Das Thermostat der Fakten – Ein Panel über die Krise der Faktizität

Auf der „WissensWerte“ in Bremen diskutierten die RRC-Mitglieder David Kaldewey und Laura Morris zusammen mit Simone Rödder über die Krise der Faktizität – den gedanklichen Ausgangspunkt des Rhine Ruhr Centers.

David Kaldewey eröffnete das Panel passend zur aktuellen Lage mit einer Energiemetapher: „Wenn uns kalt ist, neigen wir dazu, die Heizung auf fünf zu drehen. Wir denken, der Raum wird schnell warm. Wir übersteuern und sehr schnell ist uns zu warm. Wer aber versteht, wie das Thermostat funktioniert, der stellt die Heizung von vorneherein auf drei.“ Die Heizung stehe in diesem Fall für das Wissenschaftssystem. Die Skala auf dem Regler sei nicht mit Zahlen beschriftet, sondern mit den Worten Unwahrheiten und Wahrheit. Dabei liege die faktenbasierte Wahrheit auf der Drei.

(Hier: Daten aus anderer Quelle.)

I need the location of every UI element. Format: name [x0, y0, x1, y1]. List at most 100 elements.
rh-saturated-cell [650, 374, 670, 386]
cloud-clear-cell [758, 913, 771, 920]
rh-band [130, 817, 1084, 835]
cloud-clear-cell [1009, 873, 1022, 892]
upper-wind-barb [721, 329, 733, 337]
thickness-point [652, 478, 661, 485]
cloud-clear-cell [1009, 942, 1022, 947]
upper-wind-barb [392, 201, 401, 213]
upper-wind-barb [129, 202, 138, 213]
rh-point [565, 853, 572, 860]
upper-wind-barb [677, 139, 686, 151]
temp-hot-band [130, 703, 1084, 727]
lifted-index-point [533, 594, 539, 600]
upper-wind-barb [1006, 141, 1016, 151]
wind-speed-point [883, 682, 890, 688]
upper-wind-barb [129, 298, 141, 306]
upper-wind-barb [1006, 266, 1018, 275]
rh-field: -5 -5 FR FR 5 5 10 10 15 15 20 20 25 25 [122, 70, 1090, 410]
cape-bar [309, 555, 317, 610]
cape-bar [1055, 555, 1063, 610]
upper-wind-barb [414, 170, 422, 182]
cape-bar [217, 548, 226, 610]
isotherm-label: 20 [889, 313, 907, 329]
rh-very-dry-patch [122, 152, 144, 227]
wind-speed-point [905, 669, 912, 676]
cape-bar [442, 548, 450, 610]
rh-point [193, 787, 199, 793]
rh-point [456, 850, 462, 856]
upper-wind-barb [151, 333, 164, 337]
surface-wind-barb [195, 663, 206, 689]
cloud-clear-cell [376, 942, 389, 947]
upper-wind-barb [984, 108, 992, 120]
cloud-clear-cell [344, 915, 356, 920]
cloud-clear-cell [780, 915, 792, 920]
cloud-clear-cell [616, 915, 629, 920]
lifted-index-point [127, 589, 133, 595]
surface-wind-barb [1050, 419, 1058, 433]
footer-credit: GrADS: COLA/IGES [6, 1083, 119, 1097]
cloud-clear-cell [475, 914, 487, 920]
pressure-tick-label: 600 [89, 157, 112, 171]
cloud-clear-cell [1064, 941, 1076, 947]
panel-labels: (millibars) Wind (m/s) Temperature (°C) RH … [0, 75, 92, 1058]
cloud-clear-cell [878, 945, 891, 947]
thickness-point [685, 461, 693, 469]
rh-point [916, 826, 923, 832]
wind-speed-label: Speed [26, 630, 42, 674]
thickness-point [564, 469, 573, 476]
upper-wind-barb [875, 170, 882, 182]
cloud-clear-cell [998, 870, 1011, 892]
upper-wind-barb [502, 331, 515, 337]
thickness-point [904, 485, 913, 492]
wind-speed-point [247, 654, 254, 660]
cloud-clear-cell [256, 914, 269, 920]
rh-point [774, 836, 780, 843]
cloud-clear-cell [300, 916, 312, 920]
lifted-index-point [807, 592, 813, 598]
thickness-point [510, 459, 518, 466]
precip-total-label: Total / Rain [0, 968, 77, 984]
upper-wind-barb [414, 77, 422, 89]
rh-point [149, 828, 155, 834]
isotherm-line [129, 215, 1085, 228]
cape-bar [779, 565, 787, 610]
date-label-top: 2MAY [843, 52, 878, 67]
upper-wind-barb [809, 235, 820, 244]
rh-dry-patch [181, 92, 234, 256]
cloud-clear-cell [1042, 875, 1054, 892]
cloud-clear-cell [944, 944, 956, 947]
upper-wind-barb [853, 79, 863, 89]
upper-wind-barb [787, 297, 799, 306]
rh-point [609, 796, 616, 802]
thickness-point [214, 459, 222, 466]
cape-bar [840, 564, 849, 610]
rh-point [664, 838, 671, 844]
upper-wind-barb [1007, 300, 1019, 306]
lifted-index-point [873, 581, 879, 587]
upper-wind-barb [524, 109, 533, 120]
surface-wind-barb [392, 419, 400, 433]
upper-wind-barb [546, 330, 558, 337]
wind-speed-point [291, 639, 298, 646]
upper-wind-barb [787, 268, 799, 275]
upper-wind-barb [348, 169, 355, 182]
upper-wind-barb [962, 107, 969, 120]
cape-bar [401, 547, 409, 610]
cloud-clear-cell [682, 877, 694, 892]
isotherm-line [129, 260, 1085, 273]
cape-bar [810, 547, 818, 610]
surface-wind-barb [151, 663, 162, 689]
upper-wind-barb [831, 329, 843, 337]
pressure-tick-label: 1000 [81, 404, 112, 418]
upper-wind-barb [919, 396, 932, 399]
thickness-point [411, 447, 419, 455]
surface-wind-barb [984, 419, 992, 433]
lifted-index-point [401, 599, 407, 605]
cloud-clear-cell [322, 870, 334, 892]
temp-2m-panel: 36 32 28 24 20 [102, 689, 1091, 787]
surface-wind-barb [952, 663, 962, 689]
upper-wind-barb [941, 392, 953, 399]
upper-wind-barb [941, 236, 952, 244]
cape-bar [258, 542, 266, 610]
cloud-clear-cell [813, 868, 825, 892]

Aber was ist das eigentlich, faktenbasiert? Ist es legitim „alternative“ Fakten, als Fakten zu betiteln und wie unterscheidet man klare, unsichere und alternativen Fakten? In einem Panel von eineinhalb Stunden Dauer konnten diese Fragen lediglich angeschnitten werden. Primär ging es darum, den versammelten Wissenschaftsjournalistinnen und -journalisten den Begriff der „Krise der Faktizität“ als Grundlage näherzubringen. Dazu erklärte David Kaldewey, dass die Endkontextualisierung des Faktenbegriffs einen großen Teil der Vertrauensdebatte, die mit der Krise einhergeht, ausmache. Kurz gefragt: Wie soll man auch erkennen, was faktisch richtig ist, wenn man sich nicht selbst mit den Primärquellen auskennt?


Für die metaphorische Heizung bedeute das: Steht der Regler auf drei, werden die Fakten medial, nach aktuellem Stand und Konsens der Forschenden, bestmöglich eingeordnet. „Man sagt beispielsweise nicht, die Impfungen machen impotent. Genauso wenig sagt man, dass sie nebenwirkungsfrei sind“, so Kaldewey.


Die Multidisziplinarität der Wissenschaft sorgt dabei allerdings für zusätzliche Herausforderungen: Alle Wissenschaften können Erkenntnisse liefern, aber müssen sie Handlungsempfehlungen an die Politik aussprechen, können diese je nach Perspektive sehr unterschiedlich ausfallen. Bei diesem Dilemma sollen die Geistes- und Sozialwissenschaften helfen und Krisen kontextualisieren. Allerdings sind eben diese Fachbereiche in der klassischen Wissenschaftsberichterstattung häufig unterrepräsentiert. Das liegt unter anderem daran, dass Expertise in diesen Feldern weniger quantitativ und weniger systematisch beurteilt werden kann als beispielsweise in den Life Sciences. Laura Morris stellte in ihrem Vortrag unter anderem vor, wie das RRC vorgeht, um Beurteilungskriterien für die Geistes- und Sozialwissenschaften zu erarbeiten, mit denen Journalist:innen in Zukunft Expertise besser recherchieren können.

Simone Rödder im Gespräch mit Laura Morris, David Kaldewey und Holger Wormer.

Anschließend stellte Simone Rödder in ihrem Vortrag die Methoden und Effekte der Kommunikation des Weltklimarats vor. Laut Rödder trage die Polarisierung der Debatte zur Krise der Faktizität bei. „Es heißt immer: die eine Wissenschaft. Es wird wenig differenziert.“ Dieses Muster sähe sie auch bei neuen Krisen, wie der Pandemie. Der hohe politische Entscheidungsdruck und Medien wie Twitter verstärken diesen Effekt, so Rödder. Sie ergänzte: „Letztlich muss deutlich werden, warum Expert:innen streiten und dass es zwar einen wissenschaftlichen Konsens gibt, aber nicht die eine Wahrheit.“


Nach der Fragerunde schloss das Panel mit einer These und einem Appell an die Geistes- und Sozialwissenschaften: Konkretisiert eure Forschungsergebnisse! Definiert beispielsweise soziale Kipppunkte. Denn dann hat der Wissenschaftsjournalismus eine Chance diese Felder in seine Berichterstattung einzuordnen, anstatt reinen Debatten zu folgen, die Krisen begleiten, aber keine Konsequenzen folgern.